As you said, power, staying in power and you forgot, harming those who do care and are honest while pretending to care and to act in the public interest but care only about themselves, the AMA included as no-one is willing to take on these agencies of bureaucrats in government in support of integrity and context, i.e. prejudice that these bureaucrats in government positions thrive on.
viii) In the interest of justice the introduction of a system of objective review of all decisions on a random basis is required. And compensation to victims of systems abuse – new category is required as well as ability to sue those in government agencies including members on the Medical Board who abuse their positions of power for self-serving purposes and prejudice, rather than responsible and accountable practices.

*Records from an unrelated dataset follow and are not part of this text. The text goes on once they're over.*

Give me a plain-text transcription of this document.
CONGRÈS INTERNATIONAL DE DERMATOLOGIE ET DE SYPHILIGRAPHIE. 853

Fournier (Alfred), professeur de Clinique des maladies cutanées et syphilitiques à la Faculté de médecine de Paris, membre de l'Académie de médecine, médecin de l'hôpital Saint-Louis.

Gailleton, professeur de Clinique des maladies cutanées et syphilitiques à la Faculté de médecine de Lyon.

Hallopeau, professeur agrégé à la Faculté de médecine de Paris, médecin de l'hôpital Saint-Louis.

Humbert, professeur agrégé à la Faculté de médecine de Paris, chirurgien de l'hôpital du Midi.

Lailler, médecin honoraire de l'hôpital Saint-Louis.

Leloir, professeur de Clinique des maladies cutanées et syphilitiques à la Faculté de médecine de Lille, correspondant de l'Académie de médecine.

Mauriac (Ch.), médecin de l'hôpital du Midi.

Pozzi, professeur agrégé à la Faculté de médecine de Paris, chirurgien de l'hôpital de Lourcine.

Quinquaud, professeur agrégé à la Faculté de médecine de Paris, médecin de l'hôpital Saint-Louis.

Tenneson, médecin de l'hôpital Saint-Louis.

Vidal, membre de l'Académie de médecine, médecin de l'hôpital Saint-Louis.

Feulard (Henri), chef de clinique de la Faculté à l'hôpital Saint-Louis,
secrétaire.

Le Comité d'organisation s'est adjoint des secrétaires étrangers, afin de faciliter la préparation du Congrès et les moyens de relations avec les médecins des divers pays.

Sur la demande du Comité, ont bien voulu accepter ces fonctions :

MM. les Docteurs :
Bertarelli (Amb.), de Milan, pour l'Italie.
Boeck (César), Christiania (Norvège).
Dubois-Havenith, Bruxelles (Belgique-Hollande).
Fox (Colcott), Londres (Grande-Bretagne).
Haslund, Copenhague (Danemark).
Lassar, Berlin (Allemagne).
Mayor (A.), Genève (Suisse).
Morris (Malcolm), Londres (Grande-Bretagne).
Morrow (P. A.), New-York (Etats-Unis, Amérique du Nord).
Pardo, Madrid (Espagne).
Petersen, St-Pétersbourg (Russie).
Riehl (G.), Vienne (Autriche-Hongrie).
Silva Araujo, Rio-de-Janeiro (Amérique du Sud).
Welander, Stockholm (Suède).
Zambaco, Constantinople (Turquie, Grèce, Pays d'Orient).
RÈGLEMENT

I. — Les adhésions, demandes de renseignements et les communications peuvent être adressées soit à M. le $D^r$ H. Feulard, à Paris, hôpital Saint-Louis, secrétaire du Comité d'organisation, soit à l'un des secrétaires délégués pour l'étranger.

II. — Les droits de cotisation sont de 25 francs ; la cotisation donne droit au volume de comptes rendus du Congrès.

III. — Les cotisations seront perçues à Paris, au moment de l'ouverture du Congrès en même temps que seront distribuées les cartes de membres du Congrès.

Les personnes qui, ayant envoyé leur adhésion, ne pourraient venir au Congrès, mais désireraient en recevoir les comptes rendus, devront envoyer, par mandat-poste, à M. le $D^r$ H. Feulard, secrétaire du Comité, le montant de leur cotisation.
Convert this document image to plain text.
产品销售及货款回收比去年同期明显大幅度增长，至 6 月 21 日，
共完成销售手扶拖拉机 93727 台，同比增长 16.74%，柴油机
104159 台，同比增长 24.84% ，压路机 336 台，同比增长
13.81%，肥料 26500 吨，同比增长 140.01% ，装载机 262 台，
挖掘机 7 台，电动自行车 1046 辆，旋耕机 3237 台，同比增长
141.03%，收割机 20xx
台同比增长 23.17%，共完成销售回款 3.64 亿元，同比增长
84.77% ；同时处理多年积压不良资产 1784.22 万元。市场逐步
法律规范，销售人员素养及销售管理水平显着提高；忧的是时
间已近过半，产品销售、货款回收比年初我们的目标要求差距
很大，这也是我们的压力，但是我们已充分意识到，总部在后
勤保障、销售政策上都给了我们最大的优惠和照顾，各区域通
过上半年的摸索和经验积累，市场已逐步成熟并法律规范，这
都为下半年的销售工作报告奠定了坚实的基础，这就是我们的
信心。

viii) FInally, we have only ourselves to blame if we allow ourselves and the patients we are here to advocate for to be bullied by those who seek to deceive by acting with authority “in their best interest” or ‘safety” rather than serve justice “to ensure” best interest, as defined above, inclusive of all [see Myers J. Int Med Journal 2006, 2007, 2010 and Myers J. Med J Aus 2009].
Well said…but there is also the motto, if you can’t beat them, join them. Not more paperwork, please.
I do love your sense of humour. Yet, like the very best humour, it hovers behind such truth. Didn’t someone say ‘Power is the greatest aphrodisiac’?
In my own work, which comes to health professionals from outside the universities and hospitals, I run into the cabals you mention all the time. Since my expertise is in demonstrating how words affect doctor’s ability to diagnose – in time to save a life; or aid nurses in helping a patient’s recovery; while increasing feelings of comfort and ability in the professionals involved, that’s not always valued.
Not having been to university or stood by the hospital bedside as a health professional it’s obvious that I’m considered ‘just a patient’.
Once they’ve seen how I work to improve their expertise in a much ignored discipline I am loved – they use my techniques, but I’m often not heard because the ‘power of position’ keeps me out of the loop.
And I do understand your frustration at seeing the elevation of the less skilled who ‘sell themselves’ well, or have the powerful connection.
Thank you so much for bringing this well known but seldom acknowledged issue out into the open, regardless of how it may be brought to bear against you.